Caranua paid €100k to Church-funded counselling service for clerical abuse survivors

Caranua paid almost €100,000 to a Catholic Church-funded counselling service to provide support to abuse survivors over the last two years.

Caranua paid  €100k to Church-funded counselling service for clerical abuse survivors

The revelation is contained in documents sent by Caranua to the Public Accounts Committee (PAC), following its appearance before the committee last month. Caranua was established by the Residential Institutions Statutory Fund Act 2012 to oversee the use of cash contributions of up to €110m, pledged by the religious congregations, to support the needs of survivors of institutional child abuse.

In the documents, Caranua outline details of €94,648 it paid to the Towards Healing counselling service in respect of 59 individuals in 2015 and 2016. The bulk of this, €87,263, was paid in 2015, with the remainder paid the following year.

Towards Healing provides a face-to-face and telephone counselling service to people who experienced abuse in institutions managed by religious congregations on behalf of the State, clerical sexual abuse, and to others impacted by such abuse. According to its website, it is funded by way of a €3m budget every year, which comes exclusively from the Catholic Church.

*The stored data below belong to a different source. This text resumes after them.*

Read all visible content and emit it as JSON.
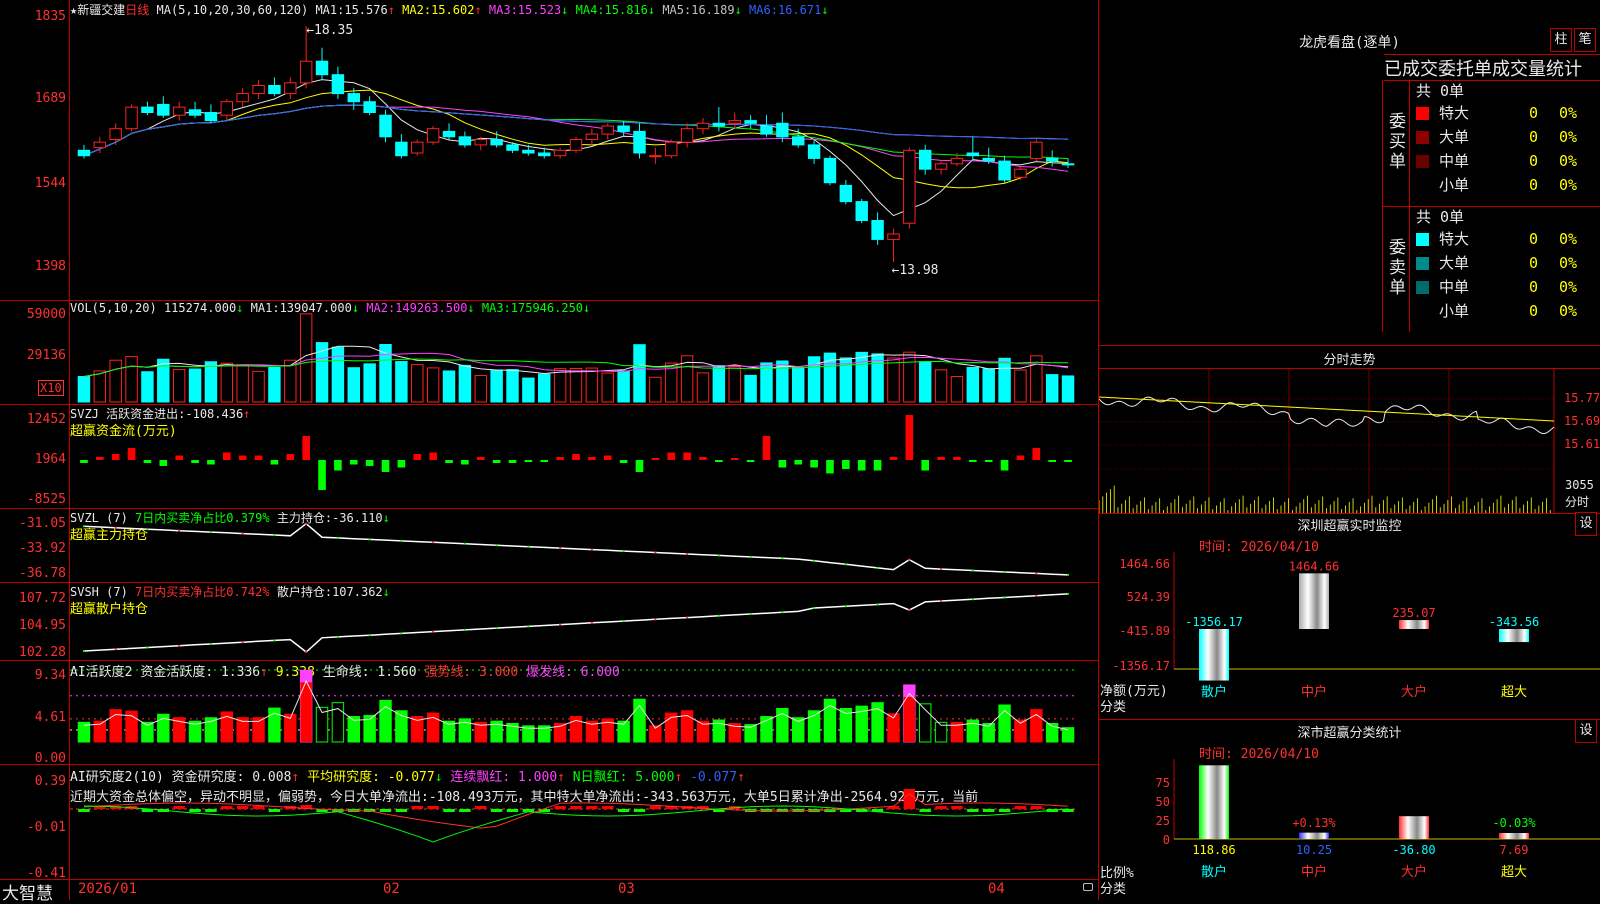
{
  "stock": {
    "star": "★",
    "name": "新疆交建",
    "period": "日线"
  },
  "colors": {
    "up": "#ff2020",
    "down": "#00ffff",
    "grid": "#c00000",
    "axis_text": "#ff3030"
  },
  "main": {
    "ma_header": "MA(5,10,20,30,60,120)",
    "ma": [
      {
        "label": "MA1:",
        "value": "15.576",
        "arrow": "↑",
        "color": "#e8e8e8"
      },
      {
        "label": "MA2:",
        "value": "15.602",
        "arrow": "↑",
        "color": "#ffff00"
      },
      {
        "label": "MA3:",
        "value": "15.523",
        "arrow": "↓",
        "color": "#ff40ff"
      },
      {
        "label": "MA4:",
        "value": "15.816",
        "arrow": "↓",
        "color": "#00ff00"
      },
      {
        "label": "MA5:",
        "value": "16.189",
        "arrow": "↓",
        "color": "#c0c0c0"
      },
      {
        "label": "MA6:",
        "value": "16.671",
        "arrow": "↓",
        "color": "#3060ff"
      }
    ],
    "yticks": [
      "1835",
      "1689",
      "1544",
      "1398"
    ],
    "high_label": "18.35",
    "low_label": "13.98"
  },
  "vol": {
    "header": "VOL(5,10,20)",
    "value": "115274.000",
    "value_arrow": "↓",
    "ma": [
      {
        "label": "MA1:",
        "value": "139047.000",
        "arrow": "↓",
        "color": "#e8e8e8"
      },
      {
        "label": "MA2:",
        "value": "149263.500",
        "arrow": "↓",
        "color": "#ff40ff"
      },
      {
        "label": "MA3:",
        "value": "175946.250",
        "arrow": "↓",
        "color": "#00ff00"
      }
    ],
    "yticks": [
      "59000",
      "29136"
    ],
    "unit": "X10"
  },
  "svzj": {
    "header": "SVZJ",
    "label": "活跃资金进出:",
    "value": "-108.436",
    "arrow": "↑",
    "subtitle": "超赢资金流(万元)",
    "yticks": [
      "12452",
      "1964",
      "-8525"
    ]
  },
  "svzl": {
    "header": "SVZL (7)",
    "ratio_label": "7日内买卖净占比0.379%",
    "label": "主力持仓:",
    "value": "-36.110",
    "arrow": "↓",
    "subtitle": "超赢主力持仓",
    "yticks": [
      "-31.05",
      "-33.92",
      "-36.78"
    ]
  },
  "svsh": {
    "header": "SVSH (7)",
    "ratio_label": "7日内买卖净占比0.742%",
    "label": "散户持仓:",
    "value": "107.362",
    "arrow": "↓",
    "subtitle": "超赢散户持仓",
    "yticks": [
      "107.72",
      "104.95",
      "102.28"
    ]
  },
  "ai_active": {
    "header": "AI活跃度2",
    "items": [
      {
        "text": "资金活跃度: 1.336",
        "arrow": "↑",
        "color": "#e8e8e8"
      },
      {
        "text": "9.338",
        "arrow": "",
        "color": "#ffff00"
      },
      {
        "text": "生命线: 1.560",
        "arrow": "",
        "color": "#e8e8e8"
      },
      {
        "text": "强势线: 3.000",
        "arrow": "",
        "color": "#ff3030"
      },
      {
        "text": "爆发线: 6.000",
        "arrow": "",
        "color": "#ff40ff"
      }
    ],
    "yticks": [
      "9.34",
      "4.61",
      "0.00"
    ]
  },
  "ai_research": {
    "header": "AI研究度2(10)",
    "items": [
      {
        "text": "资金研究度: 0.008",
        "arrow": "↑",
        "color": "#e8e8e8"
      },
      {
        "text": "平均研究度: -0.077",
        "arrow": "↓",
        "color": "#ffff00"
      },
      {
        "text": "连续飘红: 1.000",
        "arrow": "↑",
        "color": "#ff40ff"
      },
      {
        "text": "N日飘红: 5.000",
        "arrow": "↑",
        "color": "#00ff00"
      },
      {
        "text": "-0.077",
        "arrow": "↑",
        "color": "#3060ff"
      }
    ],
    "commentary": "近期大资金总体偏空，异动不明显，偏弱势，今日大单净流出:-108.493万元，其中特大单净流出:-343.563万元，大单5日累计净出-2564.922万元，当前",
    "yticks": [
      "0.39",
      "-0.01",
      "-0.41"
    ]
  },
  "xaxis": {
    "brand": "大智慧",
    "dates": [
      "2026/01",
      "02",
      "03",
      "04"
    ]
  },
  "right": {
    "lhb_title": "龙虎看盘(逐单)",
    "btn_bar": "柱",
    "btn_pen": "笔",
    "tabs": "已成交委托单成交量统计",
    "buy": {
      "vertical": "委买单",
      "total": "共 0单",
      "rows": [
        {
          "name": "特大",
          "count": "0",
          "pct": "0%",
          "color": "#ff0000"
        },
        {
          "name": "大单",
          "count": "0",
          "pct": "0%",
          "color": "#8b0000"
        },
        {
          "name": "中单",
          "count": "0",
          "pct": "0%",
          "color": "#6b0000"
        },
        {
          "name": "小单",
          "count": "0",
          "pct": "0%",
          "color": "#000000"
        }
      ]
    },
    "sell": {
      "vertical": "委卖单",
      "total": "共 0单",
      "rows": [
        {
          "name": "特大",
          "count": "0",
          "pct": "0%",
          "color": "#00ffff"
        },
        {
          "name": "大单",
          "count": "0",
          "pct": "0%",
          "color": "#008b8b"
        },
        {
          "name": "中单",
          "count": "0",
          "pct": "0%",
          "color": "#006b6b"
        },
        {
          "name": "小单",
          "count": "0",
          "pct": "0%",
          "color": "#000000"
        }
      ]
    },
    "intraday": {
      "title": "分时走势",
      "yticks": [
        "15.77",
        "15.69",
        "15.61"
      ],
      "vol_label": "3055",
      "vol_unit": "分时"
    },
    "monitor": {
      "title": "深圳超赢实时监控",
      "btn": "设",
      "time": "时间: 2026/04/10",
      "yticks": [
        "1464.66",
        "524.39",
        "-415.89",
        "-1356.17"
      ],
      "ylabel": "净额(万元)",
      "xlabel": "分类",
      "categories": [
        "散户",
        "中户",
        "大户",
        "超大"
      ],
      "values": [
        -1356.17,
        1464.66,
        235.07,
        -343.56
      ],
      "value_labels": [
        "-1356.17",
        "1464.66",
        "235.07",
        "-343.56"
      ]
    },
    "classify": {
      "title": "深市超赢分类统计",
      "btn": "设",
      "time": "时间: 2026/04/10",
      "yticks": [
        "75",
        "50",
        "25",
        "0"
      ],
      "ylabel": "比例%",
      "xlabel": "分类",
      "categories": [
        "散户",
        "中户",
        "大户",
        "超大"
      ],
      "values": [
        118.86,
        10.25,
        -36.8,
        7.69
      ],
      "value_labels": [
        "118.86",
        "10.25",
        "-36.80",
        "7.69"
      ],
      "pct_labels": [
        "",
        "+0.13%",
        "",
        "-0.03%"
      ]
    }
  },
  "chart_data": [
    {
      "type": "candlestick",
      "name_ref": "main",
      "ylim": [
        13.5,
        18.5
      ],
      "ohlc": [
        [
          16.05,
          16.15,
          15.9,
          15.95
        ],
        [
          16.1,
          16.3,
          16.0,
          16.2
        ],
        [
          16.25,
          16.55,
          16.15,
          16.45
        ],
        [
          16.45,
          16.9,
          16.4,
          16.85
        ],
        [
          16.85,
          16.95,
          16.7,
          16.75
        ],
        [
          16.9,
          17.05,
          16.65,
          16.7
        ],
        [
          16.7,
          16.95,
          16.6,
          16.85
        ],
        [
          16.8,
          16.95,
          16.65,
          16.7
        ],
        [
          16.75,
          16.9,
          16.55,
          16.6
        ],
        [
          16.7,
          17.0,
          16.6,
          16.95
        ],
        [
          16.95,
          17.2,
          16.85,
          17.1
        ],
        [
          17.1,
          17.35,
          17.0,
          17.25
        ],
        [
          17.25,
          17.4,
          17.05,
          17.1
        ],
        [
          17.1,
          17.4,
          17.0,
          17.3
        ],
        [
          17.3,
          18.35,
          17.2,
          17.7
        ],
        [
          17.7,
          17.95,
          17.35,
          17.45
        ],
        [
          17.45,
          17.6,
          17.0,
          17.1
        ],
        [
          17.1,
          17.2,
          16.8,
          16.95
        ],
        [
          16.95,
          17.05,
          16.7,
          16.75
        ],
        [
          16.7,
          16.8,
          16.2,
          16.3
        ],
        [
          16.2,
          16.35,
          15.9,
          15.95
        ],
        [
          16.0,
          16.25,
          15.95,
          16.2
        ],
        [
          16.2,
          16.5,
          16.15,
          16.45
        ],
        [
          16.4,
          16.55,
          16.25,
          16.3
        ],
        [
          16.3,
          16.4,
          16.1,
          16.15
        ],
        [
          16.15,
          16.3,
          16.05,
          16.25
        ],
        [
          16.25,
          16.4,
          16.1,
          16.15
        ],
        [
          16.15,
          16.2,
          16.0,
          16.05
        ],
        [
          16.05,
          16.15,
          15.95,
          16.0
        ],
        [
          16.0,
          16.1,
          15.9,
          15.95
        ],
        [
          15.95,
          16.1,
          15.9,
          16.05
        ],
        [
          16.05,
          16.3,
          16.0,
          16.25
        ],
        [
          16.25,
          16.45,
          16.15,
          16.35
        ],
        [
          16.35,
          16.55,
          16.25,
          16.5
        ],
        [
          16.5,
          16.6,
          16.3,
          16.4
        ],
        [
          16.4,
          16.55,
          15.9,
          16.0
        ],
        [
          15.95,
          16.1,
          15.8,
          15.95
        ],
        [
          15.95,
          16.25,
          15.9,
          16.2
        ],
        [
          16.2,
          16.55,
          16.1,
          16.45
        ],
        [
          16.45,
          16.65,
          16.35,
          16.55
        ],
        [
          16.55,
          16.85,
          16.4,
          16.5
        ],
        [
          16.55,
          16.75,
          16.45,
          16.6
        ],
        [
          16.6,
          16.7,
          16.45,
          16.55
        ],
        [
          16.5,
          16.7,
          16.3,
          16.35
        ],
        [
          16.55,
          16.75,
          16.2,
          16.3
        ],
        [
          16.3,
          16.45,
          16.1,
          16.15
        ],
        [
          16.15,
          16.25,
          15.8,
          15.9
        ],
        [
          15.9,
          15.95,
          15.4,
          15.45
        ],
        [
          15.4,
          15.5,
          15.05,
          15.1
        ],
        [
          15.1,
          15.15,
          14.7,
          14.75
        ],
        [
          14.75,
          14.9,
          14.3,
          14.4
        ],
        [
          14.4,
          14.6,
          13.98,
          14.5
        ],
        [
          14.7,
          16.1,
          14.6,
          16.05
        ],
        [
          16.05,
          16.15,
          15.6,
          15.7
        ],
        [
          15.7,
          15.85,
          15.6,
          15.8
        ],
        [
          15.8,
          16.0,
          15.75,
          15.9
        ],
        [
          16.0,
          16.3,
          15.85,
          15.95
        ],
        [
          15.9,
          16.1,
          15.8,
          15.85
        ],
        [
          15.85,
          15.95,
          15.45,
          15.5
        ],
        [
          15.55,
          15.75,
          15.5,
          15.7
        ],
        [
          15.9,
          16.25,
          15.85,
          16.2
        ],
        [
          15.9,
          16.05,
          15.75,
          15.85
        ],
        [
          15.8,
          15.9,
          15.72,
          15.78
        ]
      ]
    }
  ]
}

In its submission to the PAC, Caranua said it initially advises anyone seeking support to avail of counselling, free of charge from Immigrant Counselling and Psychotherapy (ICAP), National Counselling Service, and Connect, which are all funded by the State, and Towards Healing. It also said it outlines the services, their origins, and the sources of funding to survivors.

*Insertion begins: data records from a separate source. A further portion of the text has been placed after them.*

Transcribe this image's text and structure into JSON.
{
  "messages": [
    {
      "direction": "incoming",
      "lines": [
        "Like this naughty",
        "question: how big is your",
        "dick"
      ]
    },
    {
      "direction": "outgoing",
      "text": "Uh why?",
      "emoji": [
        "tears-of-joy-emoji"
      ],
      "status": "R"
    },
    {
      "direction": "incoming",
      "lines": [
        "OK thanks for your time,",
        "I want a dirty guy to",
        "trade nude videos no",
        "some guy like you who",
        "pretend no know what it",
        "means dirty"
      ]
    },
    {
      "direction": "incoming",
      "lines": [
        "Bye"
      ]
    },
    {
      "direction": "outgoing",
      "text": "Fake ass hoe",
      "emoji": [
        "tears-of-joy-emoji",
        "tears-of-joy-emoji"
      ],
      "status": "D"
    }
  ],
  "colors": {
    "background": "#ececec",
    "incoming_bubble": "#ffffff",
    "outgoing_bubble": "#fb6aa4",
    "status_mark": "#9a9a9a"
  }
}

However, unlike other counselling services, Towards Healing introduced a cap of 80 on the number of free sessions that an individual could avail of. It then approached Caranua to enter into an arrangement whereby a person who had reached this cap and required further treatment, could apply to Caranua for support.

Caranua said the concern that the cap was introduced in order to avail of funding from the abuse fund was discussed by the board.

“This matter was considered by the board over a number of meetings during 2014 and a number of meetings were also held between the chair and CEO of both Towards Healing and Caranua (19th March, 5th June, and 15th July).

“The concern that the cap had been introduced in order to avail of funding through Caranua and that this payment from Caranua for services to Towards Healing would, in effect, be a subsidy from one fund supported by Catholic bodies to another, was raised and considered by the board. A decision, in principle, to enter into an agreement with Towards Healing was made by the board at its meeting on 19 June,” Caranua wrote to the PAC.

Caranua told PAC the board was of the opinion that the agreement would help ensure the continuation of services to those who had been clinically assessed as needing those services, while at the same time removing the necessity for individual applicants to provide Caranua with quotes and receipts.

Last week, the Irish Examiner revealed that concerns about an increasing “level of aggression” aimed at Caranua CEO Mary Higgins by abuse survivors at public meetings were raised by board members last year. The revelation is contained in minutes of a board meeting at the River Lee Hotel in Cork in April of last year.